MUMBAI: Catherine Deneuve, whose decades-long career has made her a prominent name in French cinema, will receive the Lifetime Achievement Award from the European Film Academy.
Her roles in Jacques Demy’s The Umbrellas of Cherbourg in 1964 and Repulsion by Roman Polanski in 1965 catapulted her to stardom, and since then she has gone on to work with industry heavyweights such as the late Spanish filmmaker Luis Bunuel in Belle de Jour and Tristana, French director and screenwriter Jean-Pierre Melville in Un Flic and Andre Techine in Ma Saison Preferee and Les Voleurs.
Deneuve earned her first Cesar in 1981 for her role in The Last Metro by Francois Truffaut, and received another Cesar and an Oscar nomination for her role in Regis Wargnier’s Indochine.

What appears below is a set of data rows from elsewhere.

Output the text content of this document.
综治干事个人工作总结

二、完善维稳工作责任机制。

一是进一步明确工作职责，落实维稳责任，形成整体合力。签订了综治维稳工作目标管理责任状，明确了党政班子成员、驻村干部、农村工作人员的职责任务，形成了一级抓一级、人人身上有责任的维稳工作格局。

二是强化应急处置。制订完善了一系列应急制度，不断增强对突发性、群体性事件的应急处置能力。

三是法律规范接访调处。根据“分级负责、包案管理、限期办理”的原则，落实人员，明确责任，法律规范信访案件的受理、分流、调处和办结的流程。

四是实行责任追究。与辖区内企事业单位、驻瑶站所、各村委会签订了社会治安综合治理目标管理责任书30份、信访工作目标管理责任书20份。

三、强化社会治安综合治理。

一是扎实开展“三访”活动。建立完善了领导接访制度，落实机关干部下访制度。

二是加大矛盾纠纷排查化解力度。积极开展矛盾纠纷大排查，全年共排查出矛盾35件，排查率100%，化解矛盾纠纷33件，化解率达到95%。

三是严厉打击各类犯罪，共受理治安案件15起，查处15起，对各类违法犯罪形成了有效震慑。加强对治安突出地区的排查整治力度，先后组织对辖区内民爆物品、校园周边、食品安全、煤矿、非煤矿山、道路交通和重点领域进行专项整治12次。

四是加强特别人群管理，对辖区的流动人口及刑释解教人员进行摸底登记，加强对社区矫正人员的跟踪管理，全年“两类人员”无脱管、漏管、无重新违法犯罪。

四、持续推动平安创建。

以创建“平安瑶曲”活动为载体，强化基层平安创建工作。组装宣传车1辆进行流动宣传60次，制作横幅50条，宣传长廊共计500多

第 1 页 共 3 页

Her other accolades include a Volpi Cup at the Venice Film Festival and a Berlin Silver Bear.
Deneuve has also delved into Hollywood, having guest starred in TV series Nip/Tuck and appearing in a sex scene with Susan Sarandon as a bisexual vampire in Tony Scott’s 1983 film The Hunger.
Recently, she starred in Berlin competition title On My Way and will appear in Andrew Techine’s L’homme que l’on aimait trop and Benoit Jacquot’s Trois Coeurs. She will be an honorary guest at the 26th European Film Awards Ceremony on 7 December in Berlin.